O que surpreende é, 120 anos depois, a maior cidade brasileira não ter uma estratégia para enfrentar as causas que geram as áreas de risco e apelar para uma solução de curto prazo que poderá promover uma reprodução ampliada do problema.

Segundo Nunes "é uma indenização, uma forma ágil para os casos de remoção de famílias que têm muita resistência em receber auxílio-aluguel". A indenização levará em conta o metro quadrado e o material usado na construção do imóvel. Ele citou uma planilha usada na favela de Paraisópolis, com valores entre R$ 7.000 a R$ 40 mil.

Com esse dinheiro, não se encontrará uma moradia em condições adequadas em São Paulo. Nossa experiência em gestão habitacional mostra que, sem alternativas, o morador voltará a ocupar outra área de risco, reproduzindo o problema que se quer eliminar. A "solução" tende, ainda, a inflacionar o mercado informal em assentamentos precários.

A medida é paliativa e contraproducente, sangrando os cofres públicos. De acordo com a Secretaria de Segurança Urbana, São Paulo tem, atualmente, 175,5 mil moradias localizadas em 494 áreas de perigo iminente de deslizamentos e solapamentos de margens de córregos, das quais 11,6 mil estão em áreas de altíssimo risco.

Embora previsto no Plano Diretor Estratégico (PDE) de 2014, a prefeitura não elaborou o Plano Municipal de Gerenciamento de Riscos, que deveria traçar uma estratégia para enfrentar o problema. Desde 2019, a Promotoria de Habitação e Urbanismo do Ministério Público vem intimando a gestão a formulá-lo.

São Paulo também não tem um plano de habitação, embora Haddad tenha enviado um projeto de lei em 2016, que dorme intocado no legislativo. Sem planos e ações concretas para efetivá-los, retirar famílias de áreas de risco sem ter moradia definitiva é como enxugar gelo.

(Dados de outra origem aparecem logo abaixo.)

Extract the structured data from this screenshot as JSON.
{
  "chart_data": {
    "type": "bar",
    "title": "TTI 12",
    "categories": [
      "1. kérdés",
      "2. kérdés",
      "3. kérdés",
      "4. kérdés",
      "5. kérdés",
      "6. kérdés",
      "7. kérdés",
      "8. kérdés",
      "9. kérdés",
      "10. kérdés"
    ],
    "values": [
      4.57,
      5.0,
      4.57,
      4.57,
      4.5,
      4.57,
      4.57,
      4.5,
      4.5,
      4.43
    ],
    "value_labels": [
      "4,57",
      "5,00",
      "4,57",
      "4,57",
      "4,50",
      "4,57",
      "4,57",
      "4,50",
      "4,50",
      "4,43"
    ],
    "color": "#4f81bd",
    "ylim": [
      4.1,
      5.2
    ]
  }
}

Pagar para as pessoas deixarem suas casas pode aliviar momentaneamente a consciência dos gestores, mas gerará um mercado informal em áreas de risco, agravado pelo fato do crime organizado ter transformado a ocupação de terras em negócio.

O enfrentamento do problema exige tornar as cidades mais resilientes, aptas para agirem rapidamente diante de eventos extremos.

Ações efetivas requerem medidas preventivas, com informações e treinamento para população, tecnologias para acelerar a ação em casos de emergência e locais preparados para receber provisoriamente as famílias em risco. A experiência internacional é vasta nesse tipo de prevenção.

O Brasil conta com modernos sistemas de previsão do clima. O Cemadem (Centro Nacional de Monitoramento e Alerta de Desastres Naturais), criado pelo governo federal em 2011, emite relatórios e alertas que permitem se antecipar às tempestades e atender as famílias antes das tragédias.

Por outro lado, medidas estruturais precisam ser implementadas para enfrentar as causas que geram as áreas de risco.

É necessário implementar a política fundiária prevista no PDE para combater a especulação com imóveis ociosos e subutilizados e ampliar a oferta de terras adequadas para a produção habitacional, e retomar a produção em massa de habitação adequada para a população de baixa renda, abandonada pelos três níveis de governo.

Bolsonaro (PL) extinguiu a Faixa 1, quando trocou o Minha Casa Minha Vida pela Casa Verde Amarela. Doria extinguiu a CDHU e, como a prefeitura de São Paulo, insiste em priorizar a PPP habitacional, que utiliza terrenos públicos, mas não atende majoritariamente as famílias que mais precisam do apoio do poder público.

Pouco pode se esperar das empobrecidas prefeituras da região metropolitana, como Franco da Rocha, onde ocorreram dezenas de mortes na semana passada. Provavelmente será para lá, onde os barracos em áreas de risco são mais baratos, que irão se dirigir as famílias que receberem a indenização que Nunes pretende pagar. Como ratos, as áreas de risco irão se reproduzir se nada mais for feito.